No soy un crítico de arte. Jamás lo he sido. Cuando escribo sobre la obra de un artista lo hago sencillamente porque algo dentro de mí se ve removido por la contemplación de su obra. Eso no me convierte en un crítico. Sólo soy un escribidor que se atreve, con cierta frecuencia, a redactar algunas cuartillas sobre el trabajo de un artista que por algún motivo me conmueve.

 

Pero el ejercicio de la crítica de arte es muy otro. O era, porque parece que esa profesión ha llegado a su fin. El juicio o la evaluación de una obra de arte, que inició con Diderot y continuó con Baudelaire, llegó, sí, al siglo XX, pero a partir de la llegada de la posmodernidad, cuyo crepúsculo es inminente, la crítica de arte ya casi no existe. La crítica se ha transformado en opinión. De la crítica de arte no quedan más que escombros.

Podemos dar un paseo por las redes sociales. Veremos que están saturadas de meras opiniones, desplantes, disparates, insultos, escupitajos seudo verbales y escasos comentarios verdaderamente críticos. La crítica de arte se ha desplazado del papel a los espacios internéticos y hacia los… “curadores”.

El cuadrángulo es ahora perfecto. Desde hace décadas la crítica de arte ha sido excluida del ámbito artístico para ser éste protagonizado por cuatro ángulos idílicamente confabulados: el capital, el curador, el espacio de exhibición y, finalmente, el artista.

Hoy es el “curador” el que inventa a un artista rodeándolo de un discurso hipotéticamente teórico que, según este cuadrángulo, sostiene la obra que aquél crea. Hoy es necesario leer largos textos que, colocados junto a las obras o publicados en un catálogo, explican sesudamente el trabajo de un artista cuya labor consiste en pegar un plátano con cinta adhesiva en una pared o en sumergir un tiburón en un recipiente lleno de formol, para citar sólo dos de muchos casos de estafa.

¿Qué puede hacer un verdadero crítico de arte ante este timo?
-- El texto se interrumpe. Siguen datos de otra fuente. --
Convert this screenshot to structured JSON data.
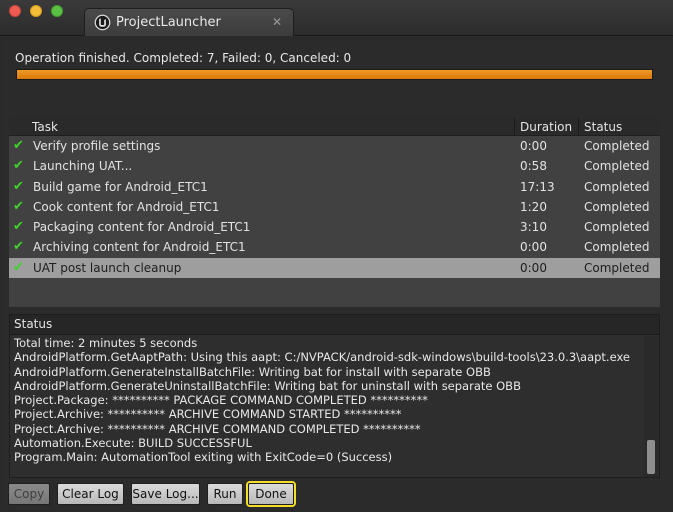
{
  "window": {
    "tab_title": "ProjectLauncher",
    "tab_close": "✕"
  },
  "operation": {
    "status_text": "Operation finished. Completed: 7, Failed: 0, Canceled: 0",
    "progress_percent": 100
  },
  "task_table": {
    "headers": {
      "task": "Task",
      "duration": "Duration",
      "status": "Status"
    },
    "rows": [
      {
        "task": "Verify profile settings",
        "duration": "0:00",
        "status": "Completed"
      },
      {
        "task": "Launching UAT...",
        "duration": "0:58",
        "status": "Completed"
      },
      {
        "task": "Build game for Android_ETC1",
        "duration": "17:13",
        "status": "Completed"
      },
      {
        "task": "Cook content for Android_ETC1",
        "duration": "1:20",
        "status": "Completed"
      },
      {
        "task": "Packaging content for Android_ETC1",
        "duration": "3:10",
        "status": "Completed"
      },
      {
        "task": "Archiving content for Android_ETC1",
        "duration": "0:00",
        "status": "Completed"
      },
      {
        "task": "UAT post launch cleanup",
        "duration": "0:00",
        "status": "Completed"
      }
    ],
    "selected_row": 6
  },
  "status_log": {
    "header": "Status",
    "lines": [
      "Total time: 2 minutes 5 seconds",
      "AndroidPlatform.GetAaptPath: Using this aapt: C:/NVPACK/android-sdk-windows\\build-tools\\23.0.3\\aapt.exe",
      "AndroidPlatform.GenerateInstallBatchFile: Writing bat for install with separate OBB",
      "AndroidPlatform.GenerateUninstallBatchFile: Writing bat for uninstall with separate OBB",
      "Project.Package: ********** PACKAGE COMMAND COMPLETED **********",
      "Project.Archive: ********** ARCHIVE COMMAND STARTED **********",
      "Project.Archive: ********** ARCHIVE COMMAND COMPLETED **********",
      "Automation.Execute: BUILD SUCCESSFUL",
      "Program.Main: AutomationTool exiting with ExitCode=0 (Success)"
    ]
  },
  "buttons": {
    "copy": "Copy",
    "clear_log": "Clear Log",
    "save_log": "Save Log...",
    "run": "Run",
    "done": "Done"
  },
  "icons": {
    "check": "check-icon",
    "app": "unreal-logo-icon"
  },
  "colors": {
    "progress": "#e8860f",
    "check": "#3fd22b",
    "focus": "#f5de2a"
  }
}
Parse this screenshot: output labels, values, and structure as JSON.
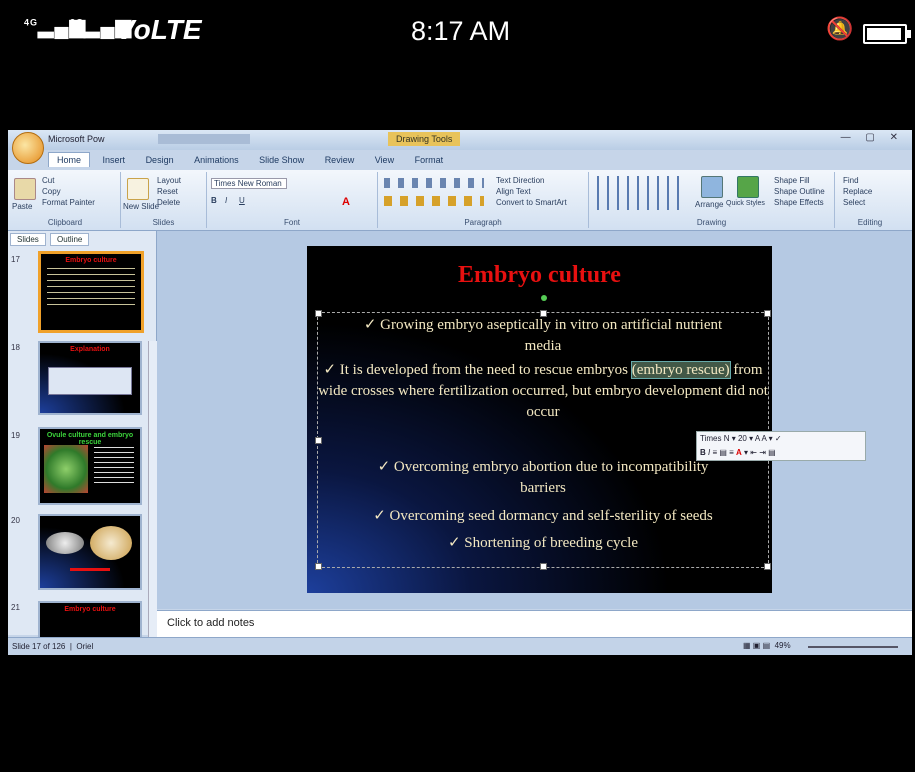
{
  "phone_status": {
    "signal_1": "4G",
    "signal_2": "3G",
    "network": "VoLTE",
    "time": "8:17 AM"
  },
  "window": {
    "title": "Microsoft Pow",
    "context_tab": "Drawing Tools"
  },
  "ribbon": {
    "tabs": [
      "Home",
      "Insert",
      "Design",
      "Animations",
      "Slide Show",
      "Review",
      "View",
      "Format"
    ],
    "groups": {
      "clipboard": {
        "label": "Clipboard",
        "paste": "Paste",
        "cut": "Cut",
        "copy": "Copy",
        "format_painter": "Format Painter"
      },
      "slides": {
        "label": "Slides",
        "new_slide": "New Slide",
        "layout": "Layout",
        "reset": "Reset",
        "delete": "Delete"
      },
      "font": {
        "label": "Font",
        "font_name": "Times New Roman",
        "bold": "B",
        "italic": "I",
        "underline": "U"
      },
      "paragraph": {
        "label": "Paragraph",
        "text_direction": "Text Direction",
        "align_text": "Align Text",
        "convert_smartart": "Convert to SmartArt"
      },
      "drawing": {
        "label": "Drawing",
        "arrange": "Arrange",
        "quick_styles": "Quick Styles",
        "shape_fill": "Shape Fill",
        "shape_outline": "Shape Outline",
        "shape_effects": "Shape Effects"
      },
      "editing": {
        "label": "Editing",
        "find": "Find",
        "replace": "Replace",
        "select": "Select"
      }
    }
  },
  "slides_pane": {
    "tabs": [
      "Slides",
      "Outline"
    ],
    "thumbnails": [
      {
        "number": "17",
        "title": "Embryo culture",
        "title_color": "#e81010"
      },
      {
        "number": "18",
        "title": "Explanation",
        "title_color": "#e81010"
      },
      {
        "number": "19",
        "title": "Ovule culture and embryo rescue",
        "title_color": "#3cd43c"
      },
      {
        "number": "20",
        "title": "",
        "title_color": "#e81010"
      },
      {
        "number": "21",
        "title": "Embryo culture",
        "title_color": "#e81010"
      }
    ]
  },
  "slide": {
    "title": "Embryo culture",
    "bullets": [
      {
        "text": "✓ Growing embryo aseptically in vitro on artificial nutrient",
        "cont": "media"
      },
      {
        "pre": "✓ It is developed from the need to rescue embryos ",
        "highlight": "(embryo rescue)",
        "post": " from wide crosses where fertilization occurred, but embryo development did not occur"
      },
      {
        "text": "✓ Overcoming embryo abortion due to incompatibility",
        "cont": "barriers"
      },
      {
        "text": "✓ Overcoming seed dormancy and self-sterility of seeds"
      },
      {
        "text": "✓ Shortening of breeding cycle"
      }
    ],
    "title_color": "#e81010",
    "text_color": "#f3e8c2"
  },
  "mini_toolbar": {
    "font": "Times N",
    "size": "20"
  },
  "notes": {
    "placeholder": "Click to add notes"
  },
  "status": {
    "slide_info": "Slide 17 of 126",
    "theme": "Oriel",
    "zoom": "49%"
  }
}
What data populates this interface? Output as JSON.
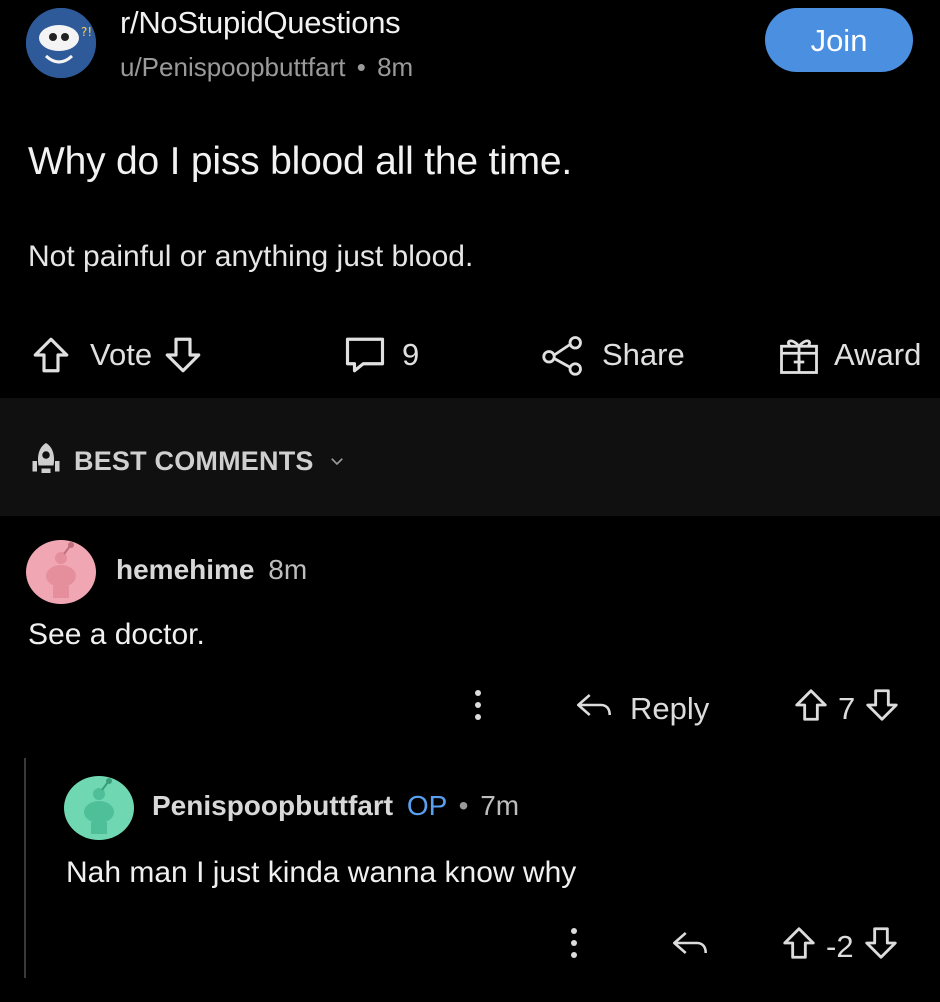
{
  "post": {
    "subreddit": "r/NoStupidQuestions",
    "author": "u/Penispoopbuttfart",
    "dot": "•",
    "time": "8m",
    "join_label": "Join",
    "title": "Why do I piss blood all the time.",
    "body": "Not painful or anything just blood.",
    "vote_label": "Vote",
    "comment_count": "9",
    "share_label": "Share",
    "award_label": "Award"
  },
  "sort": {
    "label": "BEST COMMENTS"
  },
  "comments": [
    {
      "author": "hemehime",
      "time": "8m",
      "body": "See a doctor.",
      "reply_label": "Reply",
      "score": "7",
      "avatar_color": "#f1a7b3"
    },
    {
      "author": "Penispoopbuttfart",
      "op_label": "OP",
      "dot": "•",
      "time": "7m",
      "body": "Nah man I just kinda wanna know why",
      "score": "-2",
      "avatar_color": "#6fd8b3"
    }
  ],
  "colors": {
    "background": "#000000",
    "join_button": "#4a8fe0",
    "op_badge": "#5aa0f0",
    "section_band": "#101010"
  },
  "icons": [
    "subreddit-avatar",
    "upvote-arrow-icon",
    "downvote-arrow-icon",
    "comment-bubble-icon",
    "share-icon",
    "gift-award-icon",
    "rocket-icon",
    "chevron-down-icon",
    "overflow-dots-icon",
    "reply-arrow-icon",
    "snoo-avatar"
  ]
}
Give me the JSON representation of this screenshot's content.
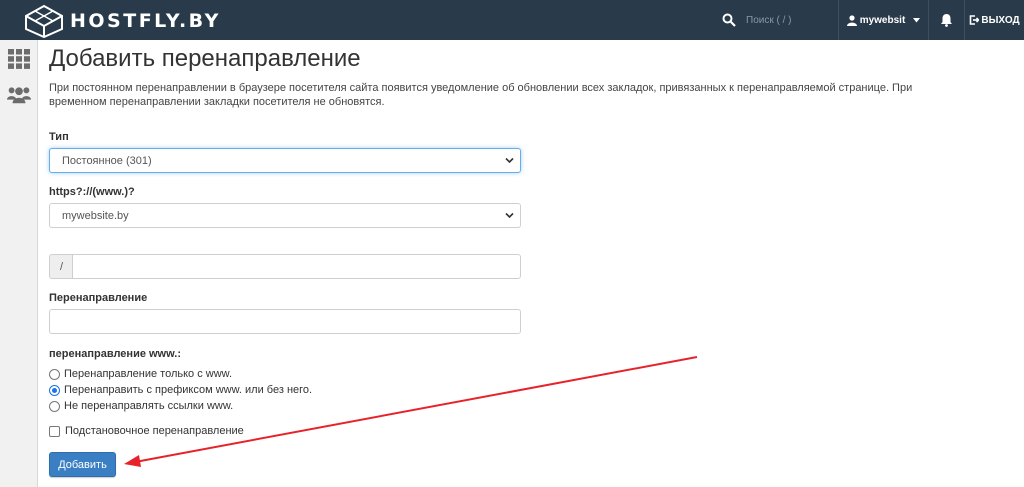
{
  "header": {
    "logo_text": "HOSTFLY.BY",
    "search_placeholder": "Поиск ( / )",
    "username": "mywebsit",
    "logout_label": "ВЫХОД"
  },
  "sidebar": {
    "items": [
      {
        "icon": "grid-icon"
      },
      {
        "icon": "users-icon"
      }
    ]
  },
  "page": {
    "title": "Добавить перенаправление",
    "description": "При постоянном перенаправлении в браузере посетителя сайта появится уведомление об обновлении всех закладок, привязанных к перенаправляемой странице. При временном перенаправлении закладки посетителя не обновятся."
  },
  "form": {
    "type_label": "Тип",
    "type_value": "Постоянное (301)",
    "domain_label": "https?://(www.)?",
    "domain_value": "mywebsite.by",
    "path_prefix": "/",
    "path_value": "",
    "redirect_label": "Перенаправление",
    "redirect_value": "",
    "www_label": "перенаправление www.:",
    "www_options": [
      {
        "label": "Перенаправление только с www.",
        "checked": false
      },
      {
        "label": "Перенаправить с префиксом www. или без него.",
        "checked": true
      },
      {
        "label": "Не перенаправлять ссылки www.",
        "checked": false
      }
    ],
    "wildcard_label": "Подстановочное перенаправление",
    "wildcard_checked": false,
    "submit_label": "Добавить"
  },
  "colors": {
    "header_bg": "#293a4a",
    "primary_button": "#3a7fc4",
    "annotation_arrow": "#e8222a"
  }
}
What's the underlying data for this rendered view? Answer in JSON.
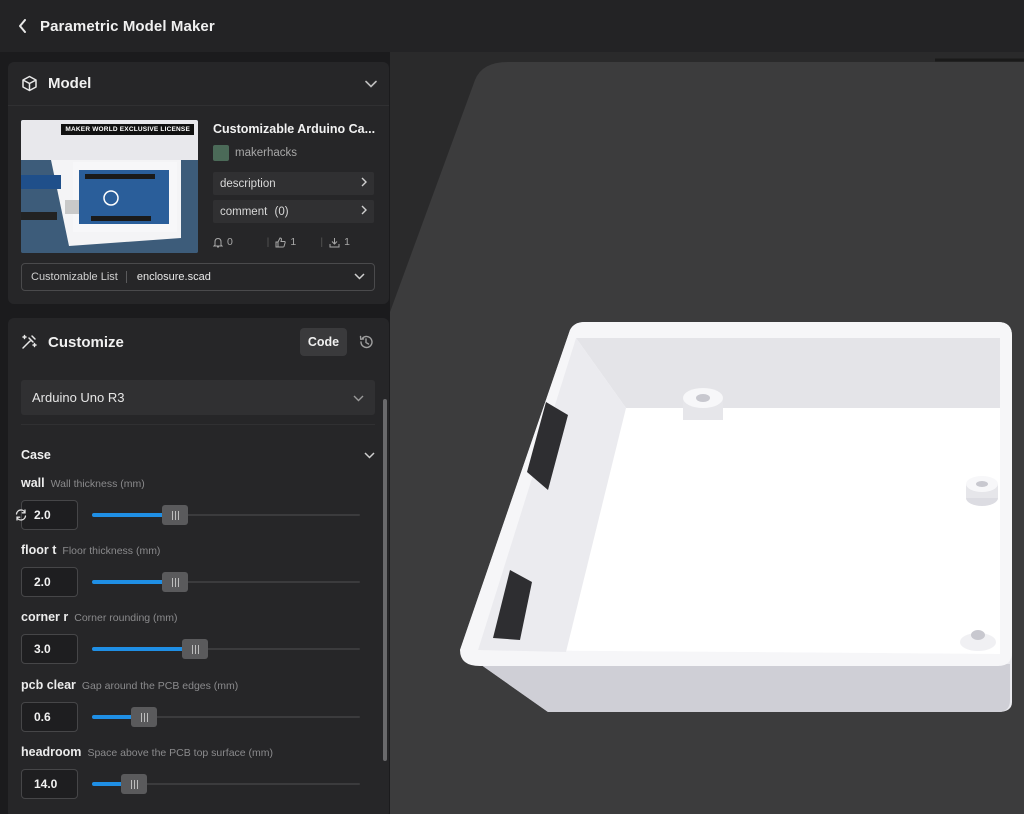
{
  "app": {
    "title": "Parametric Model Maker"
  },
  "model_panel": {
    "title": "Model",
    "badge": "MAKER WORLD EXCLUSIVE LICENSE",
    "name": "Customizable Arduino Ca...",
    "author": "makerhacks",
    "description_label": "description",
    "comment_label": "comment",
    "comment_count": "(0)",
    "stats": {
      "boosts": "0",
      "likes": "1",
      "downloads": "1"
    },
    "customizable_list_label": "Customizable List",
    "customizable_list_value": "enclosure.scad"
  },
  "customize_panel": {
    "title": "Customize",
    "code_label": "Code",
    "preset": "Arduino Uno R3",
    "section_title": "Case",
    "params": [
      {
        "name": "wall",
        "desc": "Wall thickness (mm)",
        "value": "2.0",
        "level": 0.29
      },
      {
        "name": "floor t",
        "desc": "Floor thickness (mm)",
        "value": "2.0",
        "level": 0.29
      },
      {
        "name": "corner r",
        "desc": "Corner rounding (mm)",
        "value": "3.0",
        "level": 0.37
      },
      {
        "name": "pcb clear",
        "desc": "Gap around the PCB edges (mm)",
        "value": "0.6",
        "level": 0.16
      },
      {
        "name": "headroom",
        "desc": "Space above the PCB top surface (mm)",
        "value": "14.0",
        "level": 0.12
      }
    ]
  },
  "colors": {
    "accent": "#1f8fe5",
    "panel": "#262628",
    "background": "#1b1b1d"
  }
}
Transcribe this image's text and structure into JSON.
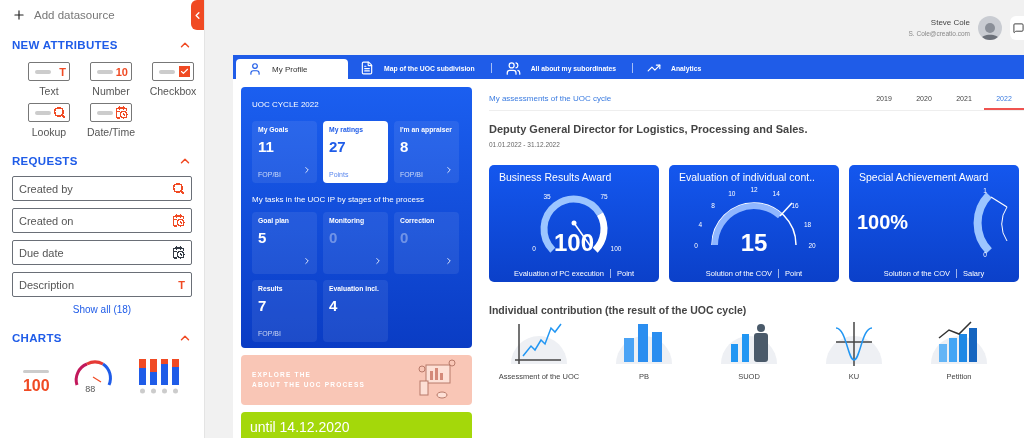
{
  "sidebar": {
    "add_button": "Add datasource",
    "sections": [
      {
        "kind": "attributes",
        "title": "NEW ATTRIBUTES",
        "expanded": true,
        "items": [
          {
            "kind": "text",
            "glyph": "T",
            "label": "Text"
          },
          {
            "kind": "number",
            "glyph": "10",
            "label": "Number"
          },
          {
            "kind": "checkbox",
            "label": "Checkbox"
          },
          {
            "kind": "lookup",
            "label": "Lookup"
          },
          {
            "kind": "datetime",
            "label": "Date/Time"
          }
        ]
      },
      {
        "kind": "requests",
        "title": "REQUESTS",
        "expanded": true,
        "items": [
          {
            "kind": "lookup",
            "label": "Created by",
            "color": "#f04a23"
          },
          {
            "kind": "datetime",
            "label": "Created on",
            "color": "#f04a23"
          },
          {
            "kind": "datetime",
            "label": "Due date",
            "color": "#333a44"
          },
          {
            "kind": "text",
            "glyph": "T",
            "label": "Description",
            "color": "#f04a23"
          }
        ],
        "show_all": "Show all (18)"
      },
      {
        "kind": "charts",
        "title": "CHARTS",
        "expanded": true,
        "items": [
          {
            "kind": "metric",
            "value": "100"
          },
          {
            "kind": "gauge",
            "value": "88"
          },
          {
            "kind": "bars"
          }
        ]
      }
    ]
  },
  "header": {
    "user_name": "Steve Cole",
    "user_email": "S. Cole@creatio.com"
  },
  "tabs": [
    {
      "kind": "profile",
      "label": "My Profile",
      "selected": true
    },
    {
      "kind": "map",
      "label": "Map of the UOC subdivision",
      "selected": false
    },
    {
      "kind": "people",
      "label": "All about my subordinates",
      "selected": false
    },
    {
      "kind": "analytics",
      "label": "Analytics",
      "selected": false
    }
  ],
  "cycle_panel": {
    "title": "UOC CYCLE 2022",
    "stats": [
      {
        "label": "My Goals",
        "value": "11",
        "unit": "FOP/BI",
        "selected": false
      },
      {
        "label": "My ratings",
        "value": "27",
        "unit": "Points",
        "selected": true
      },
      {
        "label": "I'm an appraiser",
        "value": "8",
        "unit": "FOP/BI",
        "selected": false
      }
    ],
    "tasks_title": "My tasks in the UOC IP by stages of the process",
    "tasks": [
      {
        "label": "Goal plan",
        "value": "5",
        "muted": false,
        "arrow": true
      },
      {
        "label": "Monitoring",
        "value": "0",
        "muted": true,
        "arrow": true
      },
      {
        "label": "Correction",
        "value": "0",
        "muted": true,
        "arrow": true
      },
      {
        "label": "Results",
        "value": "7",
        "unit": "FOP/BI",
        "muted": false,
        "arrow": false
      },
      {
        "label": "Evaluation incl.",
        "value": "4",
        "muted": false,
        "arrow": false
      }
    ]
  },
  "explore_banner": {
    "lines": [
      "EXPLORE THE",
      "ABOUT THE UOC PROCESS"
    ]
  },
  "deadline_banner": {
    "text": "until 14.12.2020"
  },
  "assessments": {
    "title": "My assessments of the UOC cycle",
    "years": [
      {
        "label": "2019",
        "selected": false
      },
      {
        "label": "2020",
        "selected": false
      },
      {
        "label": "2021",
        "selected": false
      },
      {
        "label": "2022",
        "selected": true
      }
    ],
    "position": "Deputy General Director for Logistics, Processing and Sales.",
    "period": "01.01.2022 - 31.12.2022",
    "gauges": [
      {
        "kind": "dial",
        "title": "Business Results Award",
        "ticks": [
          "0",
          "35",
          "75",
          "100"
        ],
        "value": "100",
        "footer": [
          "Evaluation of PC execution",
          "Point"
        ]
      },
      {
        "kind": "semicircle",
        "title": "Evaluation of individual cont..",
        "ticks": [
          "0",
          "4",
          "8",
          "10",
          "12",
          "14",
          "16",
          "18",
          "20"
        ],
        "value": "15",
        "footer": [
          "Solution of the COV",
          "Point"
        ]
      },
      {
        "kind": "side",
        "title": "Special Achievement Award",
        "ticks": [
          "1",
          "0"
        ],
        "value": "100%",
        "footer": [
          "Solution of the COV",
          "Salary"
        ]
      }
    ]
  },
  "contribution": {
    "title": "Individual contribution (the result of the UOC cycle)",
    "items": [
      {
        "kind": "line",
        "label": "Assessment of the UOC"
      },
      {
        "kind": "columns",
        "label": "PB"
      },
      {
        "kind": "person",
        "label": "SUOD"
      },
      {
        "kind": "curve",
        "label": "KU"
      },
      {
        "kind": "growth",
        "label": "Petition"
      }
    ]
  }
}
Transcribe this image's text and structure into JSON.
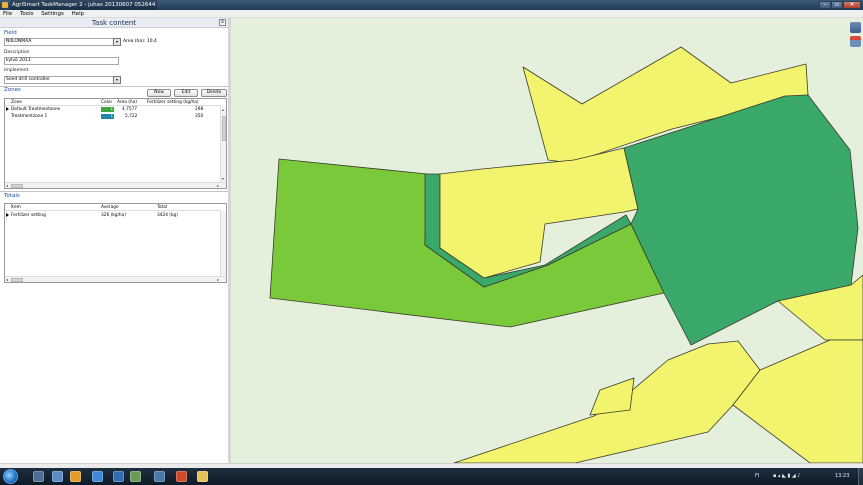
{
  "window": {
    "title": "AgriSmart TaskManager 2 - juhas 20130607 052644",
    "controls": {
      "minimize": "–",
      "maximize": "▫",
      "close": "✕"
    }
  },
  "menu": [
    "File",
    "Tools",
    "Settings",
    "Help"
  ],
  "panel": {
    "title": "Task content",
    "close": "x",
    "field": {
      "section_label": "Field",
      "value": "NIILONMAA",
      "area_label": "Area (ha):",
      "area_value": "10,4"
    },
    "description": {
      "label": "Description",
      "value": "kylvö 2013"
    },
    "implement": {
      "label": "Implement",
      "value": "Seed drill controller"
    },
    "zones": {
      "section_label": "Zones",
      "buttons": {
        "new": "New",
        "edit": "Edit",
        "delete": "Delete"
      },
      "columns": [
        "Zone",
        "Color",
        "Area (ha)",
        "Fertilizer setting (kg/ha)"
      ],
      "rows": [
        {
          "zone": "Default Treatmentzone",
          "color": "#3aa83a",
          "color_num": "1",
          "area": "4,7577",
          "fertilizer": "298"
        },
        {
          "zone": "Treatmentzone 1",
          "color": "#1c8aa6",
          "color_num": "1",
          "area": "5,722",
          "fertilizer": "350"
        }
      ]
    },
    "totals": {
      "section_label": "Totals",
      "columns": [
        "Item",
        "Average",
        "Total"
      ],
      "rows": [
        {
          "item": "Fertilizer setting",
          "average": "326 (kg/ha)",
          "total": "3424 (kg)"
        }
      ]
    }
  },
  "colors": {
    "map_background": "#e4efdc",
    "zone_yellow": "#f1f46c",
    "zone_light_green": "#7ac93a",
    "zone_dark_green": "#3aa869",
    "outline": "#3a3a2a"
  },
  "icons": [
    "start-orb-icon",
    "explorer-icon",
    "media-icon",
    "outlook-icon",
    "ie-icon",
    "app-icon",
    "agri-icon",
    "map-icon",
    "powerpoint-icon",
    "folder-icon"
  ],
  "tray": {
    "lang": "FI",
    "time": "13:23"
  }
}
No basta la actitud equívocamente radical de una Avelina Lésper, pues justamente esa actitud otorga plusvalía al bluf de mucho de lo que la gente entiende por “arte contemporáneo”, pues para gran cantidad de personas el arte conceptual es sinónimo de una errática etiqueta: el “arte conceptual”, en el que no necesariamente “todo es basura”. Pero ¿qué forma del arte no es conceptual en el fondo?

El mundo del arte se ha convertido, así, en una red de convenientes conexiones en la que impera, por supuesto, el dinero. ¿También antes fue así? Quizá, pero jamás de esta manera tan cínica y voraz. En nombre el arte, hoy se justifica la estulticia por personas supuestamente cultas y especializadas. Hace unas semanas, escuché a un “curador” argentino decir: “Yoko Ono era mucho más inteligente que Johon Lennon, quien sólo era un hombre de la working class…”. El tipo glosaba la obra que la viuda de Lennon exponía en un museo de Buenos Aires, y lo hacía con una expresividad tan patética como conceptuosa, tratando de explicar y justificar las ocurrencias de una fluxus.

Nunca como ahora los espacios del arte habían estado tan saturados de intermediarios, representantes, agentes, comisarios, curadores, galeristas, directores de museos y ejércitos de burócratas insufribles. En esta máquina de especulación monetaria, el artista no es más que una pieza casi prescindible, porque, al fin y al cabo y en muchos casos, sus colaboradores y ayudantes son quienes hacen el trabajo. Recordemos a Warhol, a Hirst, a Koons y a tantos más.

Dinero: palabra mágica en el mundo del arte contemporáneo. Por fortuna, la rueda sigue girando.